1. L’Union soviétique et le régime de Poutine sont des incarnations d’une même entité, c’est-à-dire d’une essence ethnique russe éternelle ;

2. Cette essence russe  a fait preuve de bienveillance à l’égard des luttes anticoloniales africaines, et donc à l’égard d’une essence ethnique africaine éternelle, pendant les années Brejnev ;

3. Par conséquent, l’essence ethnique africaine éternelle est redevable envers l’essence ethnique russe éternelle, ce qui place les Africains dans une obligation éthique-ethnique de soutenir Poutine.

L’ironie est que cette allégeance indirecte à l’Union soviétique est construite, non pas en s’appuyant sur un marxisme supposé de l’Union soviétique, mais en sur  un ethnonationalisme qui est certainement antithétique au marxisme.

Le fil conducteur de ces anecdotes est une croyance en des entités ethnico-culturelles mutuellement indépendantes et autosuffisantes, dont les individus sont présumés être de simples projections semi-réelles.

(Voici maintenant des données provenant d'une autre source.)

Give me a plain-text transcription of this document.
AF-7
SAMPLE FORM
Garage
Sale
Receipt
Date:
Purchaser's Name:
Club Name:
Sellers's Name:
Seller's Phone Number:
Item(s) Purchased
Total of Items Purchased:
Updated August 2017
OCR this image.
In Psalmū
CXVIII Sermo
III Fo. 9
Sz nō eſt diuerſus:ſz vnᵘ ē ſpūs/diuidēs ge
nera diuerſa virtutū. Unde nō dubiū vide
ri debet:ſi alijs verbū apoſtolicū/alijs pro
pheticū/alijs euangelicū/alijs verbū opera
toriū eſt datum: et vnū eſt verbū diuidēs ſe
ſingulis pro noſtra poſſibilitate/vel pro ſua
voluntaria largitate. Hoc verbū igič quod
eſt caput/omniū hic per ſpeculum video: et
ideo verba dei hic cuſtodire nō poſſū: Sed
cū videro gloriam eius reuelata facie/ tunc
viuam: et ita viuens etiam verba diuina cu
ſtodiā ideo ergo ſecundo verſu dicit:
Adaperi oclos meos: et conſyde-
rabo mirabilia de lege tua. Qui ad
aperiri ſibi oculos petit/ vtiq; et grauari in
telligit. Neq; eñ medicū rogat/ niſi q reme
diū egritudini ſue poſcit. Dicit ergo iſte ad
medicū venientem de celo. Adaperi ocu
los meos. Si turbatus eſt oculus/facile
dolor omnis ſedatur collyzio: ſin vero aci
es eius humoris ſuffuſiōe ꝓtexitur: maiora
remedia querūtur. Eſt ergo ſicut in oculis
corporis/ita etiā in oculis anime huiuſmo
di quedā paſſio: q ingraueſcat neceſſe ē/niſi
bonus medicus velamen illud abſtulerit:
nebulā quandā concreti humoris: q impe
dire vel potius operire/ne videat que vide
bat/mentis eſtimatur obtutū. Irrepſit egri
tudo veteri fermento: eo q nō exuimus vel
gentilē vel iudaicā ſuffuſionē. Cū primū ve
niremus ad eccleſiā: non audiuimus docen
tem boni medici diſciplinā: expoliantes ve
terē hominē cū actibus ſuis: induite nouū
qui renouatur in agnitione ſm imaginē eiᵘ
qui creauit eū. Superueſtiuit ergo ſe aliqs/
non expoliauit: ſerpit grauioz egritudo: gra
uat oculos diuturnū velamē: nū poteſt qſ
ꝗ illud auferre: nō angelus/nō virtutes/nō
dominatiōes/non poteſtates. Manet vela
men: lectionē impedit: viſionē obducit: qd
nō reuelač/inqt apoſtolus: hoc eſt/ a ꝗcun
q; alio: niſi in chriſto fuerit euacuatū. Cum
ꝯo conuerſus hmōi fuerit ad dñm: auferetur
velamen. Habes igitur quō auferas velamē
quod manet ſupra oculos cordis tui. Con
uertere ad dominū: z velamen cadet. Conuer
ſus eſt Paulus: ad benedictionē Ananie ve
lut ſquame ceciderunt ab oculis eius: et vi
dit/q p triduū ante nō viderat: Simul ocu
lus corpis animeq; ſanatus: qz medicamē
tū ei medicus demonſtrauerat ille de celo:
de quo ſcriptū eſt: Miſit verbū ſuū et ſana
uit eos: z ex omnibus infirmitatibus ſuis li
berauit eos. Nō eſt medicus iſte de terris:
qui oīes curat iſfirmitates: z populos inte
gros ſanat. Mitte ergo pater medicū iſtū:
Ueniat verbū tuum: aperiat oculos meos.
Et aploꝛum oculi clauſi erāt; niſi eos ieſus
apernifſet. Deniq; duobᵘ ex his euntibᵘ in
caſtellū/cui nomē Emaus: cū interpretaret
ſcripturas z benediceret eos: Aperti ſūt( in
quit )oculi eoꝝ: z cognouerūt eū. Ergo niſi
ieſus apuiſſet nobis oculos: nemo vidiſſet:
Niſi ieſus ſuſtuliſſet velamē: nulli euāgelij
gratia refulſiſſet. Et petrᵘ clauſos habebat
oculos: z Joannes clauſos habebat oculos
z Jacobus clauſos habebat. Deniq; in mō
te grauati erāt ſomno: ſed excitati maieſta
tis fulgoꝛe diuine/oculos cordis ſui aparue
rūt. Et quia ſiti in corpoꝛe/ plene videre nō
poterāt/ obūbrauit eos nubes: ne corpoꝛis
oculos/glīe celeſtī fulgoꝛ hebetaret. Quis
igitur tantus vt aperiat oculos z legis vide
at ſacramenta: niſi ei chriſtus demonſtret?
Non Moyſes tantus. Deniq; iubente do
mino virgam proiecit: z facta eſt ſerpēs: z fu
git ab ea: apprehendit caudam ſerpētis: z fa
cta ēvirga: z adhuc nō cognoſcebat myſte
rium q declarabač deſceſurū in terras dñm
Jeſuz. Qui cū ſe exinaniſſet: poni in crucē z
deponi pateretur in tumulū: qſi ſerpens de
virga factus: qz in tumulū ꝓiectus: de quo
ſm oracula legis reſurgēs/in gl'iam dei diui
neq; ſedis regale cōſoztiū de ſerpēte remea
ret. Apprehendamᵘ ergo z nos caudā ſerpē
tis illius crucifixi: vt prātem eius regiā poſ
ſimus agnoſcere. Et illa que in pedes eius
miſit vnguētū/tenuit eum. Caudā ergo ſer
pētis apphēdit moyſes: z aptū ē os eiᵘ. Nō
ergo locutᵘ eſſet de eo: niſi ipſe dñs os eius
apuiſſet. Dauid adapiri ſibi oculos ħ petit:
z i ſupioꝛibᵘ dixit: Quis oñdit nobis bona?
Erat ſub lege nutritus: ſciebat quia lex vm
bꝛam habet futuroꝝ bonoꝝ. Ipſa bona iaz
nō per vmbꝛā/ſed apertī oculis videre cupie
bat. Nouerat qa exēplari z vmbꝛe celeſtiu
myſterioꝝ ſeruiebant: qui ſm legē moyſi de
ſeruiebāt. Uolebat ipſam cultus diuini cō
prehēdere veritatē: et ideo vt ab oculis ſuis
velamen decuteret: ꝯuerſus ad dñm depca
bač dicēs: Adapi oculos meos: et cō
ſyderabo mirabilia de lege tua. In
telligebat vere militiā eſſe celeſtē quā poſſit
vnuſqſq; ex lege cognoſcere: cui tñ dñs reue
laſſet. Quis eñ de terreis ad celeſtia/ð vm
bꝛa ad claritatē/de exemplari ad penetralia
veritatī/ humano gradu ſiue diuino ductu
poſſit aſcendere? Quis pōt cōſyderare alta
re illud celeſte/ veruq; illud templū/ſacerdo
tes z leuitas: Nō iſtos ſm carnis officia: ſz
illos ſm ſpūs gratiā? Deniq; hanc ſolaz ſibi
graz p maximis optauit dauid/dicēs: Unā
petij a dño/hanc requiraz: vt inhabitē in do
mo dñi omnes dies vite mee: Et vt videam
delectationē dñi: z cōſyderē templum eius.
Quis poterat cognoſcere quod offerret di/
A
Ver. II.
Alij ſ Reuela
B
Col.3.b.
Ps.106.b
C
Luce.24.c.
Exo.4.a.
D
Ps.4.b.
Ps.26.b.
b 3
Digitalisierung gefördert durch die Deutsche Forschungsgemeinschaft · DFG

Je crains que cela ne soit un socle métaphysique anthropologique  plus répandu dans la société sud-africaine que ce que les apparences laissent penser. Même parmi les voix raisonnables et mainstream, il arrive parfois qu’une remarque anodine ou un commentaire sans importance prenne tout son sens uniquement grâce à cette croyance.

D’où vient cette croyance ? Je me méfie de qualifier les gens de “lobotomisés” ou de “moutons” : j’évite toute suggestion selon laquelle les gens sont incapables de se forger leur propre opinion, alors qu’une partie importante de ma position est précisément que les gens sont parfaitement capables de forger leur propre opinion, et qu’ils le font d’ailleurs en permanence. En même temps, je suis insatisfait de constater que cette croyance représente une sorte de position par défaut, concernant les humains en général ou pour les Africains en particulier : elle est trop caractéristique d’un moment précis de l’histoire des idées. Je serais tout à fait réticent à répondre à la question, si ce n’était pour ma propre expérience du discours politique comme une chambre de résonnance des Blancs dans l’apartheid en Afrique du Sud, où la croyance en des entités ethnico-culturelles mutuellement indépendantes et autosuffisantes représentait un socle métaphysique anthropologique omniprésent.

Je me souviens des débats de cette époque. Tout tournait autour de “Comment une nation peut-elle espérer s’épanouir ?” et “Comment une race peut-elle espérer survivre ?” L’idée selon laquelle les nations ou les races sont les véritables sujets de l’histoire, un angle plus proche de Lukács que de Hegel, était très largement diffusée. Le mot même d’apartheid – littéralement “séparation” – résume l’idée d’entités ethnico-culturelles autonomes et imperméables, à la fois une nécessité anthropologique et une finalité historique bancale. Ma propre compréhension embryonnaire de la société en termes de relations structurées entre des personnes était accueillie avec une incompréhension totale.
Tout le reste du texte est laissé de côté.